One of Australia’s most loved books is “Mao’s Last Dancer” – an autobiography based on the life of renowned ballet dancer Li Cun Xin, who's now the artistic director of Queensland Ballet.
Despite the successful publication of the book in 25 countries, selling over half a million copies, strangely enough, Li himself never really had a strong desire to write it in the first place.
“In fact, after I stayed in America, and had embarked on this very successful international ballet career, a lot of publishers and ghost writers have asked me if they could publish or write my book and I’ve said no to every one of the request because I’ve always thought my life’s not that exciting, and there are a lot of other people with similar experiences as mine.”
It wasn’t until years after Li moved to Australia with his family and retired from ballet that the idea gained momentum. Li was encouraged by close friend, Graeme Base, who’s a children’s author and illustrator, to write not for himself but for others.
“And he said to me, then, Li, your story will inspire others. It will give people hope and courage in life. So, it was then I really realised probably it was not a selfish thing to do, but rather, if my story could inspire and motivate other people, then it would be worthwhile to write.”
Li decided to write the book himself despite initial doubts of his ability to write in English. After all, Li only started learning the language at 18 whilst he was still living in China.

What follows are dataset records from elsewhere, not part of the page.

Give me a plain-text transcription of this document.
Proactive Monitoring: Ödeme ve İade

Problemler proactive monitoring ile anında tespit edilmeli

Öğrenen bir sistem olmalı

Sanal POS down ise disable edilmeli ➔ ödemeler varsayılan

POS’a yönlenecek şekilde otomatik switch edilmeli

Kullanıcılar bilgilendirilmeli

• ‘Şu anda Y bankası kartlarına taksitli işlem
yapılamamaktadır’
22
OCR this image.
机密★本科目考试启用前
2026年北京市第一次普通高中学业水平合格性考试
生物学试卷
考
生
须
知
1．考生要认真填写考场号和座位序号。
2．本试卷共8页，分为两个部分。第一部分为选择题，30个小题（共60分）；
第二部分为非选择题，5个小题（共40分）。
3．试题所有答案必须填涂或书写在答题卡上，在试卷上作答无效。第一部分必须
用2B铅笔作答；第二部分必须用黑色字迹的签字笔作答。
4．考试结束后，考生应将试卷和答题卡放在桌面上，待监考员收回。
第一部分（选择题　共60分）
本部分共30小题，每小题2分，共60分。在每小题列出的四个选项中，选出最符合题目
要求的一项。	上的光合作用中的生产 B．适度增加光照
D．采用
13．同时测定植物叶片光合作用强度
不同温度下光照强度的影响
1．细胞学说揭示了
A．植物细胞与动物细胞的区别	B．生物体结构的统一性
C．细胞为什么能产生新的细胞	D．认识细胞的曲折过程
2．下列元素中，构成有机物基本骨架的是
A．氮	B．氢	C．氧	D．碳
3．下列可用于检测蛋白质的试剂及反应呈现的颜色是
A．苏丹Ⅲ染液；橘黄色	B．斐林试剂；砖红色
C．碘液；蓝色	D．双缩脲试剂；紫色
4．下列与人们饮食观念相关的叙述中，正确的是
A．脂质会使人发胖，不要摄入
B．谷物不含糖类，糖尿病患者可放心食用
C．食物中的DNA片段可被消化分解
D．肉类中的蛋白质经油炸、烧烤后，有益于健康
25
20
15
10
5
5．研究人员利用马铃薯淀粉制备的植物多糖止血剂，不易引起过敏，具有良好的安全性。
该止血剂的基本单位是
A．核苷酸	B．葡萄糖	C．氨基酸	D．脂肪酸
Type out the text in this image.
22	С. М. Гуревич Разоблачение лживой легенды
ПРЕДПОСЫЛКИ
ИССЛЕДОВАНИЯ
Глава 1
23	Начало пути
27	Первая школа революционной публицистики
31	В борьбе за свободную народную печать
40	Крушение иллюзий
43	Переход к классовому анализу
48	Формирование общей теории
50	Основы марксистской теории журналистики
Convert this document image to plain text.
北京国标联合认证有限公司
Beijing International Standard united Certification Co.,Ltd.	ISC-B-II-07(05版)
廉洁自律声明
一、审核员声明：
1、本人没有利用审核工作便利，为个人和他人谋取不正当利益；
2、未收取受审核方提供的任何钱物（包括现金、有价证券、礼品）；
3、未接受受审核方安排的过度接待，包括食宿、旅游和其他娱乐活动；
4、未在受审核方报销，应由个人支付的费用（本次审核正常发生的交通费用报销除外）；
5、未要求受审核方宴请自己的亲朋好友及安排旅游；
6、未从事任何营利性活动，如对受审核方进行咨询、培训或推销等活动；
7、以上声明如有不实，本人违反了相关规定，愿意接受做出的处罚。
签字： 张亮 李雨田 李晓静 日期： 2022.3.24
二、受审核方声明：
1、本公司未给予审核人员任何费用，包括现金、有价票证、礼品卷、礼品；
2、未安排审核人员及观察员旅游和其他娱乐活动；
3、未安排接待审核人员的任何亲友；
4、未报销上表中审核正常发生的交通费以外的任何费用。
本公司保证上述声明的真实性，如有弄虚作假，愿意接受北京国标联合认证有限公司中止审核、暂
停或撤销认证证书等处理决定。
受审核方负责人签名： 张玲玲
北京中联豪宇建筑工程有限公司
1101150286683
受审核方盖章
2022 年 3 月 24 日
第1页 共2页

“Is my English good enough? I really didn’t know whether I have the skill set and the language skill to write the book in any depth that is required to express my emotions. Also, I really felt I would be the only person, who could really express those emotional depths, because I’m the only one, who have experienced my life.”
It took Li about two and a half years to complete his international bestseller, which has since been turned into a film. Li’s also about to exhibit his life story at the Brisbane Museum.
“Mao’s Last Dancer” may have taken shape from a goal of inspiring others, but for Li, the process of writing ended up becoming a cathartic experience.
“I learnt a lot about myself, reflecting on my experiences, successful experiences or unsuccessful experiences, but, really made me see things more clearly - why things happened that way? And sometimes, I simply still don’t understand why it happened, but you just have to accept that could possibly just be fate. And it’s just part of your experiences in life that you have to live through to make the person, who you are, who you ultimately become.”
Writing a memoir can often be regarded as a solitary or self-absorbed experience, but what memoir teacher Patti Miller has seen in her students is how their lives have changed, and how they’ve become more connected and compassionate to others.
“There’s something about the pleasure of looking at your memories but also the insight that you gain into what your life’s been about. I agree with the Australian writer Dorothy Hewett, who said ‘the person who starts writing a memoir is never the same person that finishes writing it’. It can actually help people find their way in life because they’ve been looking at their life so intensely but also it actually connects them to other people because you start understanding why other people have acted the way they have. So, I think it is actually powerfully transforming.”
Writing down your memories and interpretations of others can sometimes put a strain on the relationship. Miller’s advice is to begin by asking yourself how important is this particular issue or problem you want to cover? It might be a good idea to ask the person you write about first, but Miller finds that could also have devastating impacts.
“So, you need to think about if this is publicly aired, what will happen to that relationship? Also, you need to ask yourself, can you cope emotionally with what might happen? Because you might be publicly attacked as well as privately. So, I always get people to look at those things carefully and also to ask themselves how they would feel if it was somebody writing about them? Generally, I call it the ‘Scarlett O’Hara advice’, which is ‘I’ll think about that tomorrow’, write it first, and then evaluate the problems once you’ve got it written.”
The enormity of structuring and writing a memoir can be overwhelming when people start examining the vastness and minute details of their life.
“Always break it down into the small pieces, make small pieces for a while, just concentrate on writing on this particular thing and it might just be 500 words and maybe next time, you’ll make a bigger piece, it might be a 2000-word piece. So, you make pieces for a while and then you start seeing how it might fit together.”
The deeply reflective nature of writing a memoir often confronts one’s innermost feelings about certain people and life events. And being honest with yourself isn’t always easy.
“I try to urge other people to be as direct and honest as they can because it’s those things that you probably want to hide that are the most crucial. I want them to know what kind of strength and power they have in writing when they don’t fear other people’s judgement.”
So, what do you do once you’ve completed the manuscript? According to Miller, not everyone writes with the end goal of getting their book commercially published. Some might simply want to self-publish a few copies for close family and friends, whereas, others might just want a digital version. After all, not everyone can convince a publisher to print their work.
“Even if it’s a good story, sometimes, somebody else may have already published a story on that particular thing of growing up in a Vietnamese village. They might already had a success last year so they might not publish it this year. I try to encourage people to face the reality and to keep writing the book because it matters to them, and then they can think about how to get it published.”